Note Type: Reproduction
Notes: Photographed by Mr. Steve Donisch, June 21, 2017.
Note Type: Acquisition
Notes: Gift of Sys Trier Morch, daughter of the inventor.
Note Type: Historical
Notes: North American Dräger (NAD) was founded in 1968 by engineer Peter J. Schreiber and two partners in rural Telford, Pennsylvania, with financial backing from the West German company, Dräger. Before immigrating to the U.S. in 1966, Schreiber designed anesthesia equipment for Dräger. The first products made by NAD were veterinary anesthesia machines; the company also sold equipment made by Dräger. In 1972 NAD introduced the first of its own line of anesthesia machines for human patients, the Narkomed Anesthesia System (later called the Narkomed 1.) These machines incorporated Dräger components.
Two more NAD machine models followed the Narkomed 1 before the Narkomed 2 was introduced. The cataloger found descriptions of the Narkomed 2 dating from 1979 to 1984. It boasted numerous safety features as standard equipment. These included a battery test, oxygen supply alarm, oxygen flow rate monitor, respiratory monitor, minimum ventilation pressure alarm, continuing ventilation pressure alarm, sub-atmospheric pressure alarm, and high pressure alarm. The succeeding model, the Narkomed 2A, was introduced in 1982.

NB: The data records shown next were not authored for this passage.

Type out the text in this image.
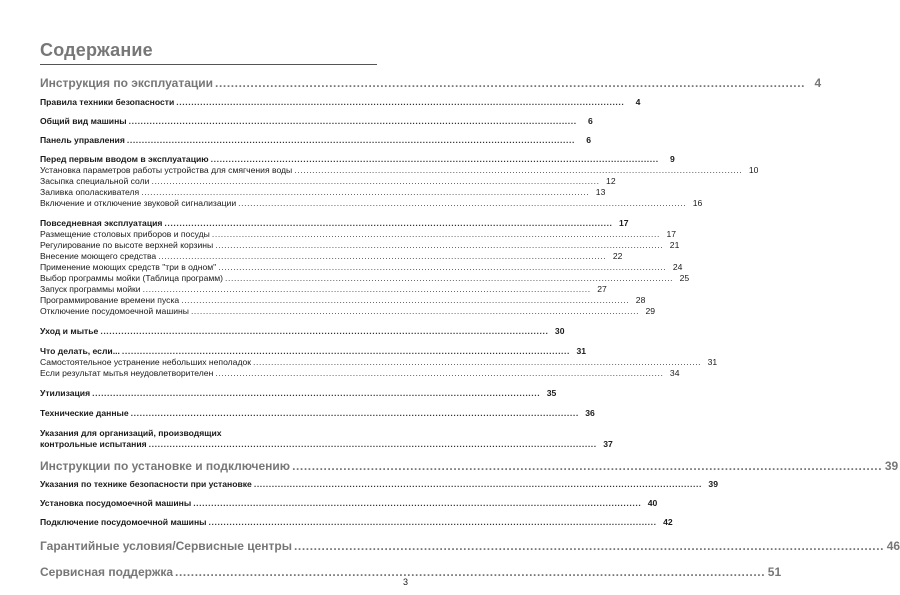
Содержание
Инструкция по эксплуатации .....	4
Правила техники безопасности .....	4
Общий вид машины .....	6
Панель управления .....	6
Перед первым вводом в эксплуатацию .....	9
Установка параметров работы устройства для смягчения воды .....	10
Засыпка специальной соли .....	12
Заливка ополаскивателя .....	13
Включение и отключение звуковой сигнализации .....	16
Повседневная эксплуатация .....	17
Размещение столовых приборов и посуды .....	17
Регулирование по высоте верхней корзины .....	21
Внесение моющего средства .....	22
Применение моющих средств "три в одном" .....	24
Выбор программы мойки (Таблица программ) .....	25
Запуск программы мойки .....	27
Программирование времени пуска .....	28
Отключение посудомоечной машины .....	29
Уход и мытье .....	30
Что делать, если... .....	31
Самостоятельное устранение небольших неполадок .....	31
Если результат мытья неудовлетворителен .....	34
Утилизация .....	35
Технические данные .....	36
Указания для организаций, производящих
контрольные испытания .....	37
Инструкции по установке и подключению .....	39
Указания по технике безопасности при установке .....	39
Установка посудомоечной машины .....	40
Подключение посудомоечной машины .....	42
Гарантийные условия/Сервисные центры .....	46
Сервисная поддержка .....	51
3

Mr. Schreiber became a driving force for the advancement of anesthesia machine design and patient safety. In addition to his patents, Schreiber authored papers in peer-reviewed journals as well as books on anesthesia machine design and safety. He was a member of the Anesthesia Patient Safety Foundation (APSF) from its inception in 1985, and served on its board in 1998. In 2004, the Society for Technology in Anesthesia awarded him the J. S. Gravenstein Award for lifetime achievement in that field.
Note Type: Exhibition
Notes: Selected for the WLM website.